# Project 68 Slik Chik



## fatbike (Jan 8, 2021)

It has potential.


----------



## pedal4416 (Jan 9, 2021)

Its clean, and the right color!


----------



## coasterbrakejunkie1969 (Jan 9, 2021)

Very nice, I have a S-2 rear to put on my Fair Lady will I need to lose the fenders? Did Slik Chik have fenders?


fatbike said:


> It has potential.


----------



## Hoagie57 (Jan 9, 2021)

yes , & i have a fender set if interested


----------



## coasterbrakejunkie1969 (Jan 9, 2021)

I have fenders thanks, maybe no S-2 in the rear it looks so sharp with the fenders on.


----------



## fatbike (Jan 9, 2021)

coasterbrakejunkie1969 said:


> Very nice, I have a S-2 rear to put on my Fair Lady will I need to lose the fenders? Did Slik Chik have fenders?

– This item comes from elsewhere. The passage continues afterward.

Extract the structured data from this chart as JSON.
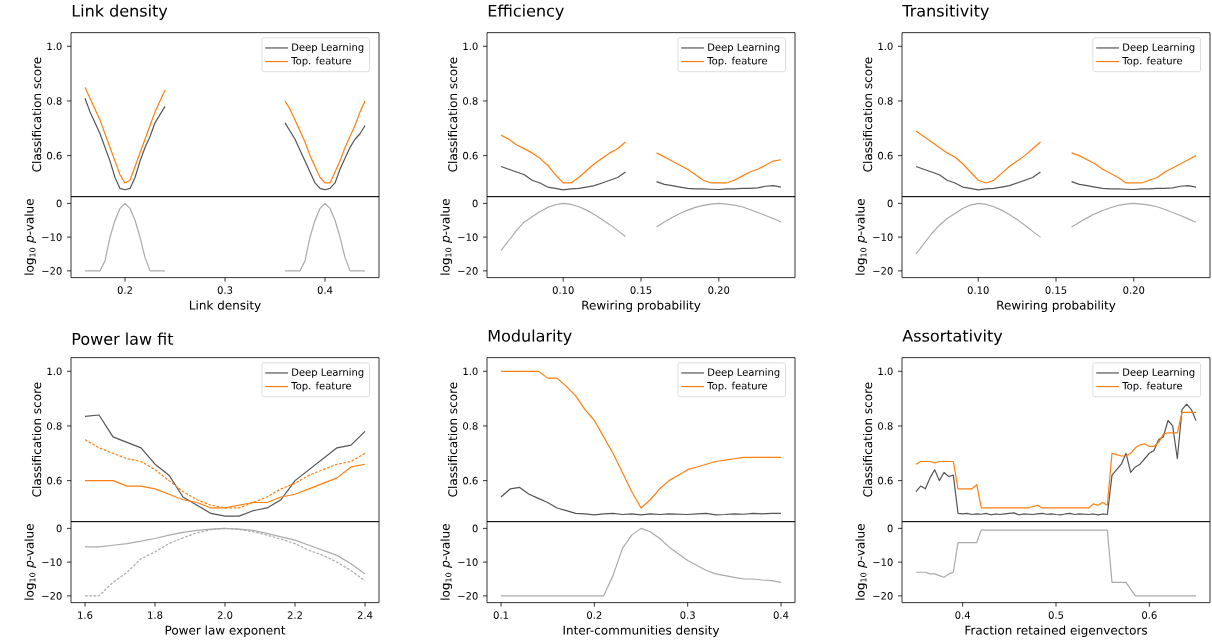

Yes, wider fenders like the boy stingrays on the slik chik. This is not the wheel set for this, like to locate a set.


----------



## fatbike (Jan 10, 2021)

Hoagie57 said:


> yes , & i have a fender set if interested



@Hoagie57 Hi there, I 'm interested in a 68 razor fender set for this 68 Slik Chik, also a wheel set, blue band 2 spd if available, 68-69 bars as well. Thx


----------



## Hoagie57 (Jan 10, 2021)

fatbike said:


> @Hoagie57 Hi there, I 'm interested in a 68 razor fender set for this 68 Slik Chik, also a wheel set, blue band 2 spd if available, 68-69 bars as well. Thx



sorry no wheel set with blue band
I do have 69 dated bars w/no top rash, chrome has nice and dull area's . Fender set razor edge front for non caliper brake fork/rear is pretty nice , rear has no brace, if coaster you'll need to remove the top (L) bracket for a coaster i will remove if you want. The bottom side as clean as top. Has a couple small dings otherwise its great , not show but 100% ready for a original unrestored bike. Not that good w/pics sorry . Take a look & lmk .


----------



## fatbike (Jan 10, 2021)

I PM you. 



Hoagie57 said:


> sorry no wheel set with blue band
> I do have 69 dated bars w/no top rash, chrome has nice and dull area's . Fender set razor edge front for non caliper brake fork/rear is pretty nice , rear has no brace, if coaster you'll need to remove the top (L) bracket for a coaster i will remove if you want. The bottom side as clean as top. Has a couple small dings otherwise its great , not show but 100% ready for a original unrestored bike. Not that good w/pics sorry . Take a look & lmk .
> 
> View attachment 1336422
> ...


----------



## Sambikeman (Jan 18, 2021)

fatbike said:


> It has potential.
> 
> View attachment 1335192
> 
> ...



nice paint


----------



## fatbike (Jan 19, 2021)

fun


----------



## coasterbrakejunkie1969 (Jan 19, 2021)

Really nice!


----------